Fractionated total body irradiation: some radiobiological considerations.

作者信息

Muller-Runkel R, Vijayakumar S

机构信息

Saint Margaret Mercy Healthcare Centers, Hammond, Indiana 46320.

出版信息

Clin Oncol (R Coll Radiol). 1993;5(1):39-42. doi: 10.1016/s0936-6555(05)80695-8.

Abstract

Fractionated total body irradiation (TBI), as conditioning regimen for bone marrow transplantation in the treatment of non-lymphocytic leukaemia, has proved to be less toxic than single fraction TBI. However, higher relapse rates are reported.
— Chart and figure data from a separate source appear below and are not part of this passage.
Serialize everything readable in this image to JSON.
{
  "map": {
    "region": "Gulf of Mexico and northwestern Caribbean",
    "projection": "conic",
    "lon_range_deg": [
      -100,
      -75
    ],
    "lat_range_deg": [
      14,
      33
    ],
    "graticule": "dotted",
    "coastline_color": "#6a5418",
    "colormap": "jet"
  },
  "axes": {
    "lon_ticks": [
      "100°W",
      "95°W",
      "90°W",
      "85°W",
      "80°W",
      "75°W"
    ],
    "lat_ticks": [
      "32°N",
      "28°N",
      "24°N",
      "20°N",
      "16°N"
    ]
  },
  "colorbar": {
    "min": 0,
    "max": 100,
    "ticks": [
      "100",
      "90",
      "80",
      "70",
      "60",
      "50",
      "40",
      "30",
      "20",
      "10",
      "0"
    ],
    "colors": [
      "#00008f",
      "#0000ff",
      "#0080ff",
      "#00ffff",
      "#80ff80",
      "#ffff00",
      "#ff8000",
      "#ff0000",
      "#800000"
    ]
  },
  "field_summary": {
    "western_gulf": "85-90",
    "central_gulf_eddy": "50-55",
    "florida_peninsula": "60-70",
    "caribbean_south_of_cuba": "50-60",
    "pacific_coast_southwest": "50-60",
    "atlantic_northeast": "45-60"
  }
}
The linear quadratic (LQ) model has been applied to calculate equivalent total therapeutic doses as well as equivalent tolerance doses for fractionated TBI. The LQ model predicted that escalating total doses for fractionated TBI will still result in acceptable toxicity to lung while achieving better disease control. There is published clinical data supporting our conclusion from this radiobiological analysis.

摘要

分次全身照射(TBI)作为非淋巴细胞白血病骨髓移植预处理方案,已被证明比单次全身照射毒性更低。然而,有报道称其复发率更高。线性二次(LQ)模型已被用于计算分次TBI的等效总治疗剂量以及等效耐受剂量。LQ模型预测,分次TBI总剂量递增在实现更好的疾病控制的同时,对肺部仍会产生可接受的毒性。有已发表的临床数据支持我们从这项放射生物学分析得出的结论。